Monday, October 3, 2011

I watched an entire season of television in one day

Never Done: I watched an entire season of television in one day (Is it still television if it's on a computer?)

It was about the rainiest day possible. Pounding, driving, hard core rain didn't cease. All I wanted to do was hunker down and sew or bake or play Scrabble or watch Friday Night Lights, and the beauty of being on vacation is that I got to do three out of four of those things. (I didn't take out my sewing.) I had finished the abbreviated (by the writers' strike) Season Two when I was still in Brooklyn, and so I made a cup of tea and tuned in to Season Three.

First of all, when a season gets abbreviated by a strike, a LOT of story gets dropped off. So Season Three had to do some heavy lifting to quickly fill us in on important plot.

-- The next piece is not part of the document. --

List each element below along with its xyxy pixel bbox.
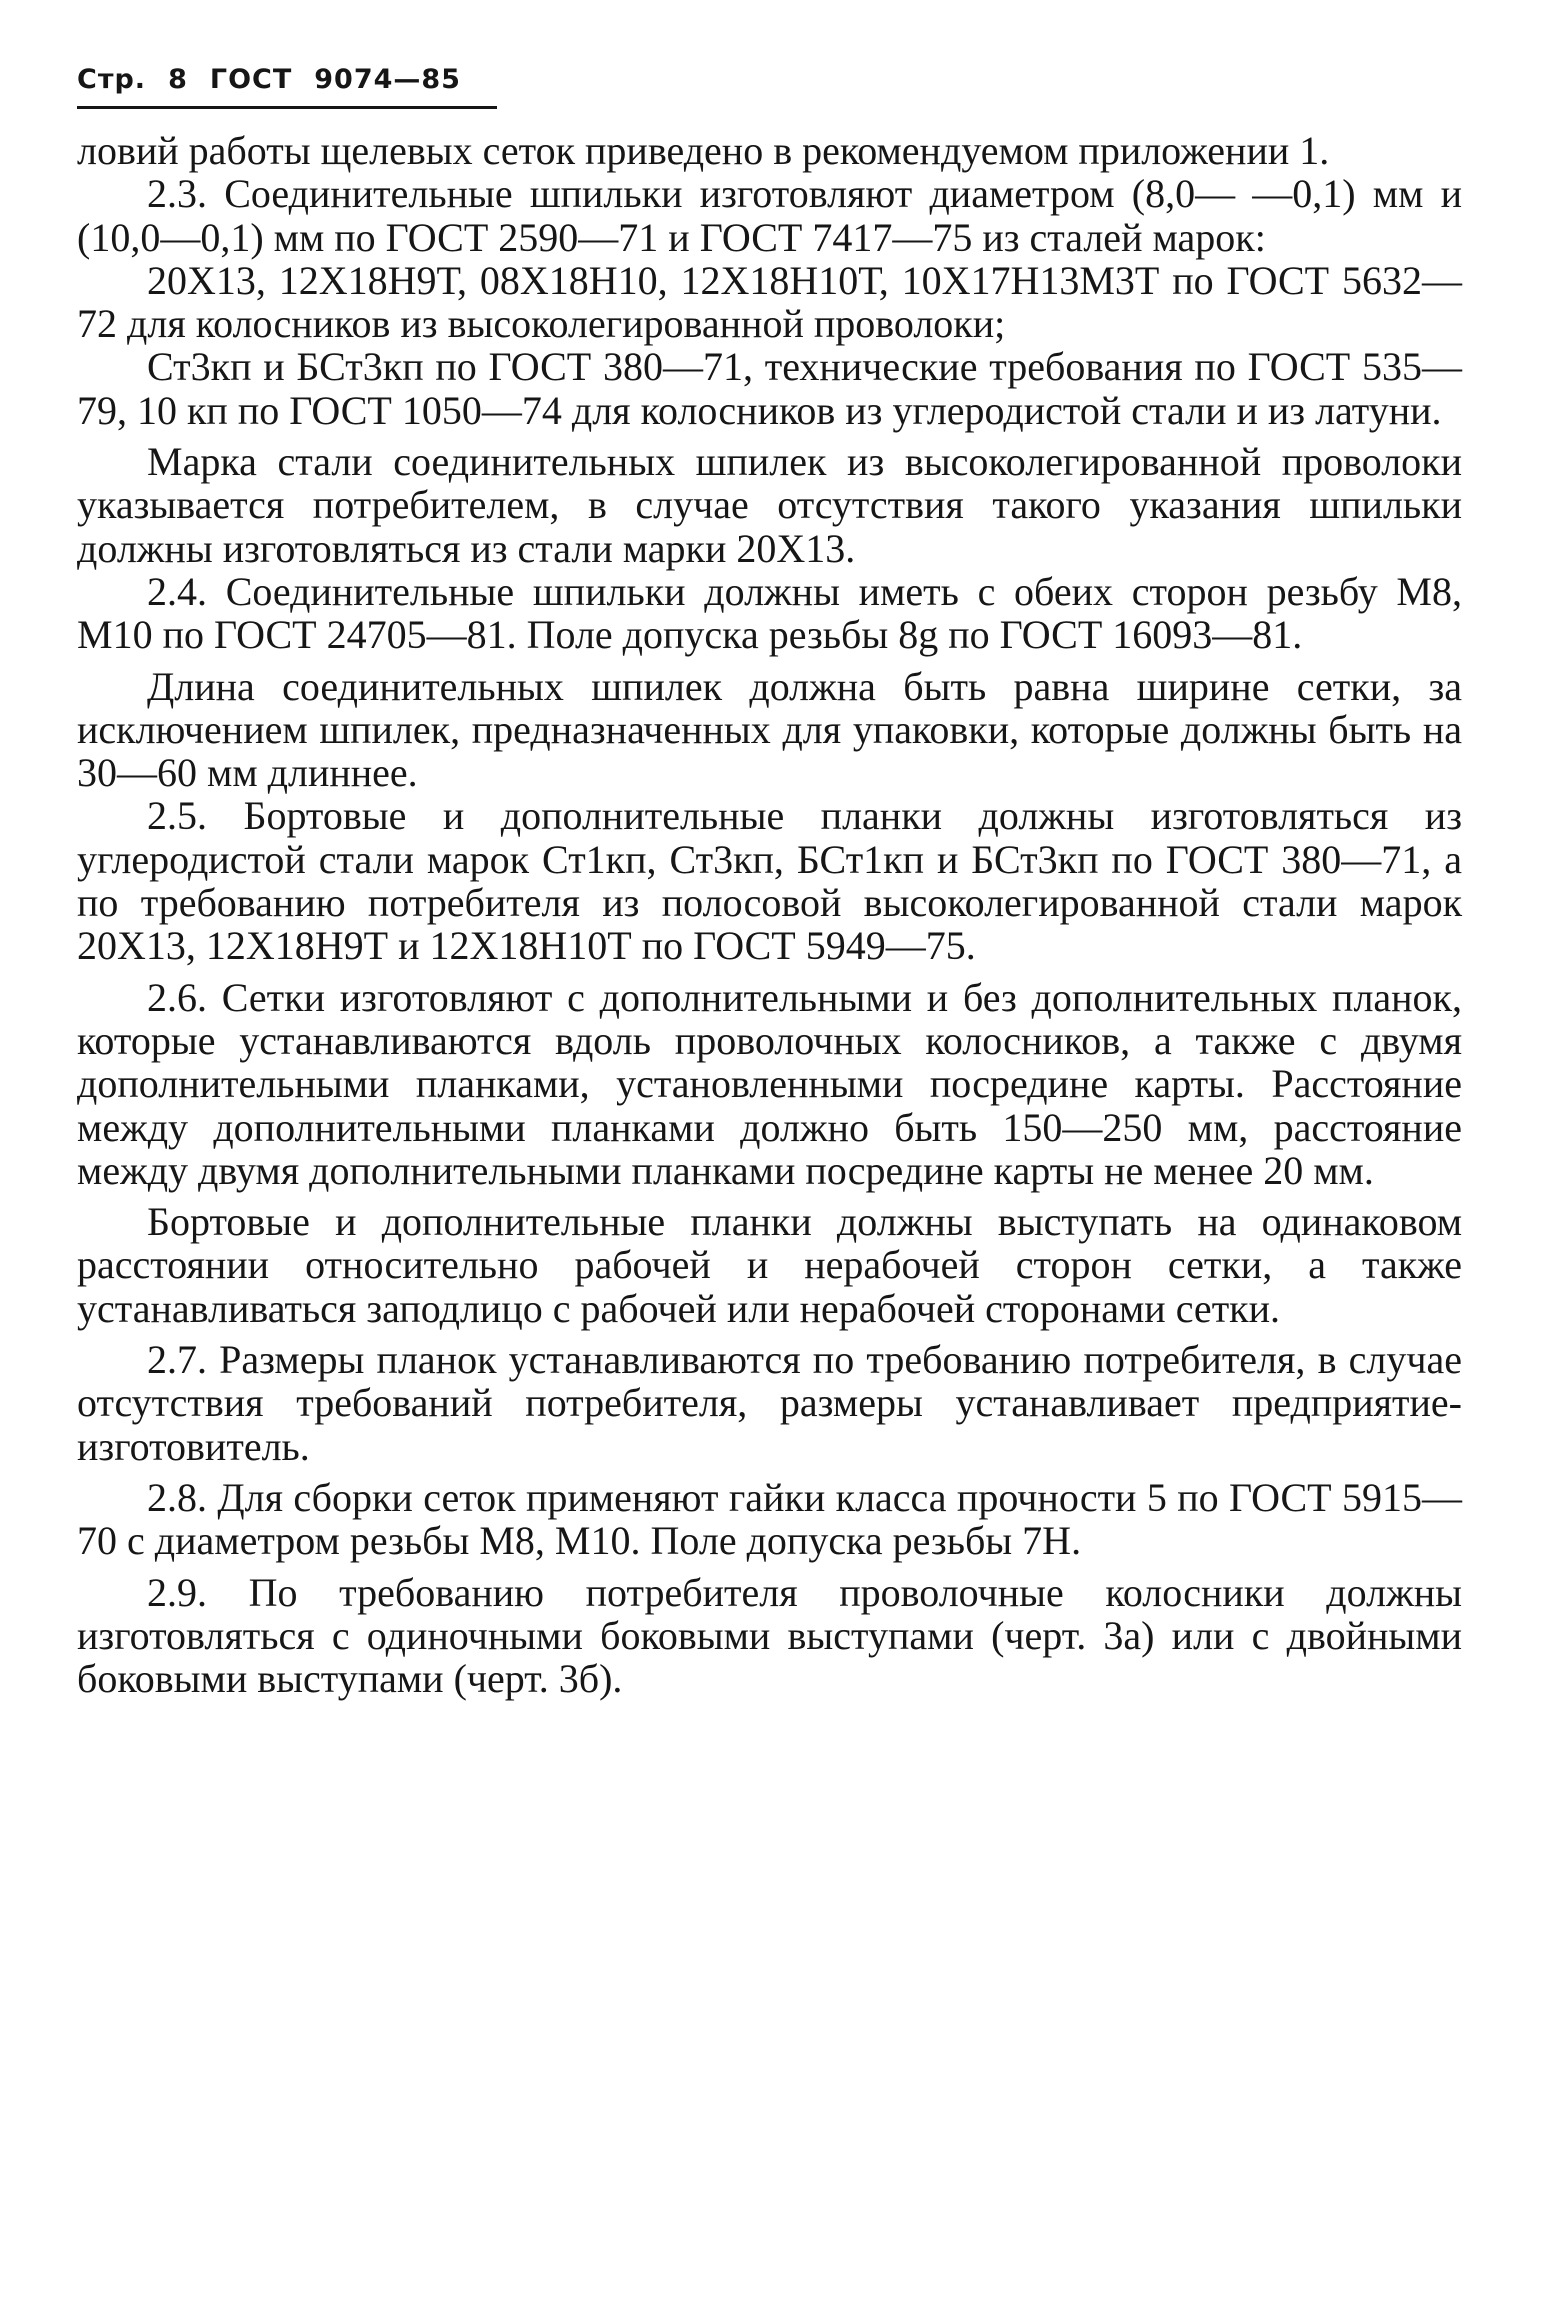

I'm not going to do this here, because I don't want to spoil anything, but I will put in my requisite recommendation for the show. (It's all available on Netflix.) In fact, I am not going to write about the show at all, but instead about how much fun it was to finish one episode and immediately turn on another, and to know that there was no place else I was supposed to be, and no reason to go outside and get soaked. I didn't even get hungry for dinner -- just lots of tea, water, and cider and my place on the couch.

At first I wasn't watching with a goal of completing a season. I was just watching. But at the point that I noticed it would be possible -- (and this reminded me of completing the triathlon in under 4 hours -- I didn't have any time goals until I rounded the 4 mile mark and noticed I could do it in under 4 if I tried) -- I decided to go for it. I started to stretch in between episodes, and moved off the couch to the bed for the final two. (Who knew that watching 9 straight hours of TV would require such strategy?)

As I write this, I am thinking about the mides (middot) in order to see if there's anything ethical about my decision to watch all that TV, and what I come up with is: Diligence: Always find something to do. For those of us who are over-scheduled and under-rested, I think that watching 9 hours of really good TV is actually a completely valid -- and maybe even evolved -- reading of the principle of Diligence. I wouldn't want to do it every day, and I don't even feel like doing it again on this vacation, but I'm pretty proud of myself for slowing down enough to achieve that level of being a lump.